Grain is fed to cattle for a number of reasons, but primarily because adequate grass is not always available year-round in Australia. Grain is natural, highly digestible, meets many nutritional requirements of cattle, and is readily available as a by-product from human grain production. Grain is also easily transported and can be stored for reasonable lengths of time without major quality impacts.
Feedlot cattle diets are developed by animal nutritionists and comprise grain (such as wheat, barley, sorghum), fibre (such as hay and silage), protein (such as sunflower and lupins), water, vitamins and minerals. Whilst cattle require a short period of time to become accustomed to a grain-based diet, this process is easily managed by qualified feedlot nutritionists and professional feedlot managers. It is easy to forget that grain is essentially the seed of grass, hence is a natural product that cattle have been eating for millennia.
In Australia, the most common grains used in feedlot rations are barley, wheat and sorghum. Other grains such as corn, millet, lupins, rice and oats can also form part of a feedlot food ration.
To ensure a healthy and balanced diet and to maintain the right levels of protein, energy and fibre, additional foodstuffs are added to the grain-based rations at a feedlot. These include seeds or plant by-products, energy foods such as molasses and fibre such as hay. Strict industry regulations ensure that no animal by-products are ever fed to Australian cattle in feedlots.
Every load of grain that enters a feedlot is tested for quality standards and safety before being accepted, to make sure the grains meet the highest food standards and are safe and free from chemical residues.
The definition of a beef cattle feedlot is, as outlined in the National Beef Cattle Feedlot Environmental Code of Practice, a confined yard area with watering and feeding facilities where cattle are completely hand- or mechanically-fed for the purpose of beef production.
The result being a place where cattle are provided a balanced and nutritious diet for the purpose of producing beef of a consistent quality and quantity.
Feeding grain helps to provide nutrition when grass is unavailable, and also helps to meet market specifications for product quality and consistency.
Grass fed beef tends to vary in flavour, texture and tenderness due to Australia’s considerable differences in availability of grass, grass quality and type, soil type, topography and climatic conditions.
Grain fed beef generally has a smooth texture and delivers a more consistent eating quality as a result of the professionally formulated diet and environment of grain fed cattle. Grain fed beef is generally higher in intramuscular fat (marbling) than grass fed beef due to the high energy rations that grain fed cattle eat.

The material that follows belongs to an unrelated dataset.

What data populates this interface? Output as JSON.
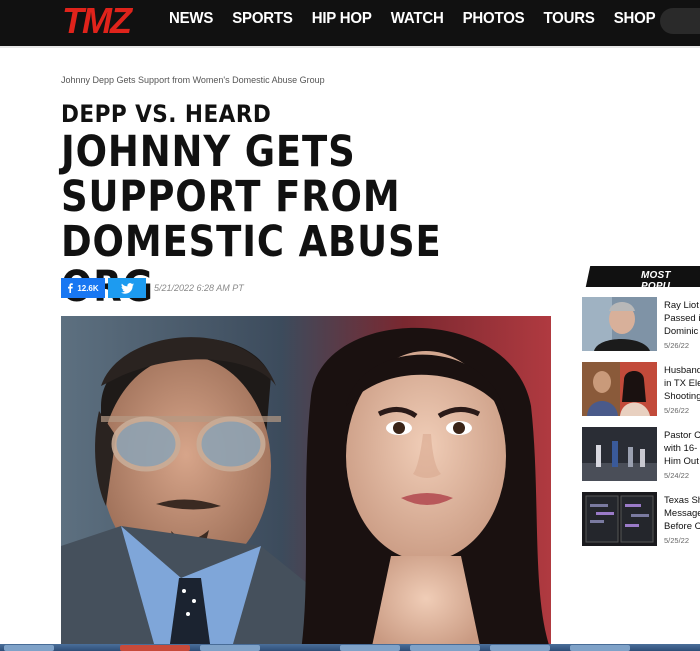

Beef provides a wide range of essential nutrients including: iron, zinc, omega-3s, protein, B vitamins, selenium and vitamin D. There is no nutritional difference between grass fed and grain fed beef.
All Australian grain fed beef cattle are raised on grass at the beginning of their life, in fact they spend the majority of their life on grass, before transitioning to a feedlot to be finished on grain for an average period of between 50-120 days.
Most beef on offer at a supermarket is grain fed (unless labeled otherwise), and comes from cattle that are around two and a half years old.
The best way to find out if the beef you are purchasing or consuming is grain fed is to ask your butcher when at the point of purchase or simply ask the waiter if ordering at a restaurant about the product origins.
You can be assured that there is independent oversight through the supply chain to ensure that beef labeled as grain fed, meets strict product quality and production standards.
Grain fed beef is gluten free. Fresh, unprocessed beef is naturally gluten free and suitable for those on a grain-free diet. The presence of gluten in an animal’s diet does not result in gluten being present in the meat from that animal.
Meat Standards Australia (MSA) is a quality assurance program that sets a standard for eating quality. It is designed to provide reassurance that the product carrying its approval meets the highest industry standards during the supply chain production process.
Any breed of cattle can be grain fed but the amount of time they spend in a feedlot will vary depending on what meat characteristics are being sought and the market for which they are being prepared.
Almost any breed of cattle can enter a feedlot on a ‘short fed’ program – where cattle are finished in a feedlot for the last 35-100 days of their life. Longer feeding periods, of 150 days or more, tend to favour those breeds that have a genetic propensity to lay down marbling, the flecks of white fat you see within the muscle. These are British breeds such as Angus or Shorthorn, or Japanese breeds that are called Wagyu in Australia. These cattle are more suited to a long feeding period where their diet means they grow slowly and can gradually lay down marbling that is favoured by many customers and consumers.